From 2016-2020, company employees were involved in 400+ auto incidents every year globally. The purpose of the data analysis in this project is to better protect employees and their families by using our current data to build a prescriptive model and prevent/reduce the number of incidents employees are involved in.
Is it possible to identify the causation of these incidents? If so, we can create a predictive model to identify the probability of a driver getting into an incident by assigning a “risk score”. From this, we may be able to prevent an incident from occurring by prescribing specific actions (e.g., take specific driver trainings) to each driver based upon their risk score.
The relationship between each employee’s driver training taken/not taken and the total associated number of incidents can explain the causation of incidents because this category is a company controlled attribute of the driver, i.e., the company can assign/remove/change additional trainings.
Two datasets (training_file.csv; accident_file.csv) were used in this analysis, to uncover key correlations in the data regarding the number of incidents. The data includes every employee driver who was or was not involved in a traffic incident from 2016-2020. Many attributes were analyzed, such as location, road conditions, weather conditions, and tenure.
Before moving directly to the prescriptive model phase, it was essential to perform regression analysis on the data to determine its reliability in explaining the number of incidents occurred. Basically, regression analysis determines whether the current data we have is enough to move forward with a prescriptive machine learning model or if there are additional external attributes that must be captured.

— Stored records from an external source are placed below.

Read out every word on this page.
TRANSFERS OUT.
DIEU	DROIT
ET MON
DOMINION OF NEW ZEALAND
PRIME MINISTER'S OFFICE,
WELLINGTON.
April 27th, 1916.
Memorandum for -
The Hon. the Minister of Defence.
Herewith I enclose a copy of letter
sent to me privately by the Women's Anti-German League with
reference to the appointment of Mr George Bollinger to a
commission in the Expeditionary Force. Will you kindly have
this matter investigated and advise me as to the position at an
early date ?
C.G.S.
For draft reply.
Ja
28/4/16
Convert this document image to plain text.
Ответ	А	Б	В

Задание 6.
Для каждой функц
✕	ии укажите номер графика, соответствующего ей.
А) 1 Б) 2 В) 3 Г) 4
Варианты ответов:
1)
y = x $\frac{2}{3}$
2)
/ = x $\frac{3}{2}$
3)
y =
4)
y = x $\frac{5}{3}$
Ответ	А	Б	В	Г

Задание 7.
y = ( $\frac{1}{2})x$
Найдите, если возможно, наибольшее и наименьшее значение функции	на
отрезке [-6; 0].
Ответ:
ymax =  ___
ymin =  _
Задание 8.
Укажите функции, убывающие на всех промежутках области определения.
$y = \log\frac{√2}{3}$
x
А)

The hypothesis was rejected – driver trainings taken/not taken do not explain the causation of auto incidents. An R-squared value of 0.290 was identified which is very small (R-squared value indicates strong or weak predictive power). 0.290 means that only 29% of the total number of incidents can be explained from the training data - this is not high enough to rely upon in a prescriptive model as it will provide grossly inaccurate predictions. Simply put, external factors that are not captured in the current data play a more crucial role in explaining the causes of the incidents.
Currently, we are only capturing data points when a driver is involved in a traffic incident. In other words, we are not capturing driver data on “normal days”, or when drivers do NOT get into a traffic incident. To understand the historical patterns of the factors that contribute or do not contribute to an incident in order to build a reliable predictive model, we need to capture data points around (but not limited to) the following factors on days a driver did NOT get into a traffic incident:
- Road and weather conditions on days each driver drove but did NOT get into an accident.
- Specific routes on days a driver drove and did get into an accident.
- Specific routes on days a driver drove and did NOT get into an accident.
- Public auto incident rates on company driver routes and locations.
- Traffic conditions on company driver routes and locations.